6. Buy Cute Workout Outfits
This sounds lame and superficial, but buying clothes you're excited to wear really does make working out more fun. It's inspiring in a weird way. The good news is that you don't need to blow your whole paycheck. You don't have to spend $100 on see-through designer leggings if you don't want to (although if you do, go for it!). Cheaper stores offer lots of options, and you can find plenty of tanks and bras for less than $20.
7. Make Running More Comfortable
Running outside is intimidating to a lot of people because it can be rough. It's not easy to jog down the street and have to deal with outdoor conditions as well as your own body screaming in pain. It's also hard to handle a phone (for music and general safety), earbuds, and a water bottle. And depending on the temperature, it's hard to stay warm, although it's mainly hard to stay cool. Find accessories and ways to make yourself feel as comfortable as possible.

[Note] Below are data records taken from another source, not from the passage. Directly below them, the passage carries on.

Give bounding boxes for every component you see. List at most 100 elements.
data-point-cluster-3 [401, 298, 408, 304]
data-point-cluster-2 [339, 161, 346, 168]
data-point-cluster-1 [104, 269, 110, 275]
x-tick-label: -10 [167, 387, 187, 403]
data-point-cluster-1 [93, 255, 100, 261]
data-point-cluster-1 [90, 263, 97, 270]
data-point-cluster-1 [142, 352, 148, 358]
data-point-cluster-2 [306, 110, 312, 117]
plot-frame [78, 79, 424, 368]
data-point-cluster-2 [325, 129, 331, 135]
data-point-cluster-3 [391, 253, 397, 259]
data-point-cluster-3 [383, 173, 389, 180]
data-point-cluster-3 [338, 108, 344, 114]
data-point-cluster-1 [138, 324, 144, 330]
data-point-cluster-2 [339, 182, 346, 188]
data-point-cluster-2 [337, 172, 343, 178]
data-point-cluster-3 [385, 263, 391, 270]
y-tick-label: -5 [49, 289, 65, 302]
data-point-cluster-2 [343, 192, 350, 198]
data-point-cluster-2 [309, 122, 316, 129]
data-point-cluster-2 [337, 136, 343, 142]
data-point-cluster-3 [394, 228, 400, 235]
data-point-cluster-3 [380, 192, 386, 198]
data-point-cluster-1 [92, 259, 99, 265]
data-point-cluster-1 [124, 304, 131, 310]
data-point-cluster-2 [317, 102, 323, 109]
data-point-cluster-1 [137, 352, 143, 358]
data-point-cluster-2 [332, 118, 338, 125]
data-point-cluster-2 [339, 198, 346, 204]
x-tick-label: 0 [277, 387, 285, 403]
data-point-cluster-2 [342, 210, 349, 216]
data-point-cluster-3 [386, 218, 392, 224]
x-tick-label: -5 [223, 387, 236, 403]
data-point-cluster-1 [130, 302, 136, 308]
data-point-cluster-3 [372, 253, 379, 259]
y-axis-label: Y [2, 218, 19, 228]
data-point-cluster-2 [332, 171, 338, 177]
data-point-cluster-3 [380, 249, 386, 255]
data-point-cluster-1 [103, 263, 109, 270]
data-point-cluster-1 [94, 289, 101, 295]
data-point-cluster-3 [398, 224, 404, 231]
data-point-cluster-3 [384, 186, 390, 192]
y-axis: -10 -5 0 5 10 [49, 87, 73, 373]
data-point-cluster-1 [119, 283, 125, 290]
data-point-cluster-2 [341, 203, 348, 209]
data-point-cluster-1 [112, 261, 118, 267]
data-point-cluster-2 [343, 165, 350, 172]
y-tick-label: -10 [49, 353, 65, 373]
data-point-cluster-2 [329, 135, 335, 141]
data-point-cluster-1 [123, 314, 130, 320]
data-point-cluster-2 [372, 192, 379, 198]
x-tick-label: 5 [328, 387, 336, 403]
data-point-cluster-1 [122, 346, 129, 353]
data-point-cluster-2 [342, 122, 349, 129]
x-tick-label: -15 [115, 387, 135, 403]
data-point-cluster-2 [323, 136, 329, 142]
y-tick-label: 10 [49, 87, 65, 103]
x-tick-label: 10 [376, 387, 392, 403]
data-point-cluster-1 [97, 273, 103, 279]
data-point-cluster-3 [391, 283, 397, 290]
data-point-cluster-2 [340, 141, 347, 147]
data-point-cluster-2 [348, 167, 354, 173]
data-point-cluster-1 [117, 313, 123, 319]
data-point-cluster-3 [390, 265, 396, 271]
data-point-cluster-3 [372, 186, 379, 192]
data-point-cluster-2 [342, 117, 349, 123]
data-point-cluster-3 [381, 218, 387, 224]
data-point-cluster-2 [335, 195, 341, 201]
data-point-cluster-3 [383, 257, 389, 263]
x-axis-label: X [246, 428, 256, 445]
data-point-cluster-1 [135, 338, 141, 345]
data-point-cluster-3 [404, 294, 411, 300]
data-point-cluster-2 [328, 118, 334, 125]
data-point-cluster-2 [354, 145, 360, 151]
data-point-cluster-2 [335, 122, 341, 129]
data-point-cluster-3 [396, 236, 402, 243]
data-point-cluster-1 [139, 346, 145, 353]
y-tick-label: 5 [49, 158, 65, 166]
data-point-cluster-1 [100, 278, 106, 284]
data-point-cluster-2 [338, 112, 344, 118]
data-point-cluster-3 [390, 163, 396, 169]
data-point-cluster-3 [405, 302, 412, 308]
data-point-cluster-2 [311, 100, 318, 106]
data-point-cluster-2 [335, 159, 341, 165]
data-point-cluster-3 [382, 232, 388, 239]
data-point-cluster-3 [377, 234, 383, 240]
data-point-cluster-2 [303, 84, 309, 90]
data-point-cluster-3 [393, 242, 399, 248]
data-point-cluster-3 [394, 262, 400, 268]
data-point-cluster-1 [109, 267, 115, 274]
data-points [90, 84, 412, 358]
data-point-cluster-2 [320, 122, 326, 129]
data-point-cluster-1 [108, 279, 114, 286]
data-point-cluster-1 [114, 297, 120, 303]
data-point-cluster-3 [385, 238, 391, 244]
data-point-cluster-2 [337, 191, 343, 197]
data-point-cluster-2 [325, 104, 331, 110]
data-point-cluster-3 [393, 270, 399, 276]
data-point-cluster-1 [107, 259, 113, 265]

My personal suggestions? I carry my phone in a fitness belt that looks like a little fanny pack, but is way more comfortable and so easy to manage. Unlike an arm band, it can also hold a key and money as well. I use sports earbuds because regular ones fall out. Lastly, I always start out chilly in terms of clothing. Running makes you hot, and trust me: you'd rather be a little cold than sweating everything out.
8. Listen To Your Body
Beginning runners (I still consider myself a beginner) and anyone who doesn't feel super sure on their feet need to listen to their body the whole time. There's a difference between pushing yourself and over-exerting yourself, and you have to be careful. I generally know when my body can keep going and when I have to pause. Sometimes you might make a goal of running for 10 straight minutes, but then you get to minute six, and you feel like you're going to pass out. If the pain is bad, it's OK to pause and walk for a bit until you feel better. Pushing yourself too hard isn't fun.
9. Do Other Exercises Throughout The Week That Aren't Running
It's easy to get bored of running so much after a while. This is the reason you should supplement your running with other kinds of workouts. I like to do yoga most mornings, spin once a week, and strength training when I have time. It makes me feel more inspired and keeps running fresh. You can choose to maybe run once or twice a week, hit the gym two days a week, or choose anything else that strikes your fancy.
10. Give Yourself Goals
As someone who doesn't feel like an athletic person, I know how simple it can be to psych yourself out. But instead of comparing yourself to your friend who has been running since she was 12-years-old and can lap you easily, make your own goals. Your goals can be really tiny: for example, whenever I'm feeling extra tired, I push myself to at least make it to the end of the song I'm listening to, and if I'm still feeling exhausted, I can start walking then. Whatever it is, it feels really good when you make that goal — and that will keep you coming back for more.
11. Remember You Are Not An Expert, So Stop Being Hard On Yourself
It's important to remember that you are not an expert or a world-class runner. Having expectations that are too high will lead you to feel disappointed in yourself. Instead, embrace small victories, like the fact that you ran even just once in a week. Don't be so hard on yourself! The minute you start taking this too seriously is when it becomes more of a boring chore than something enjoyable.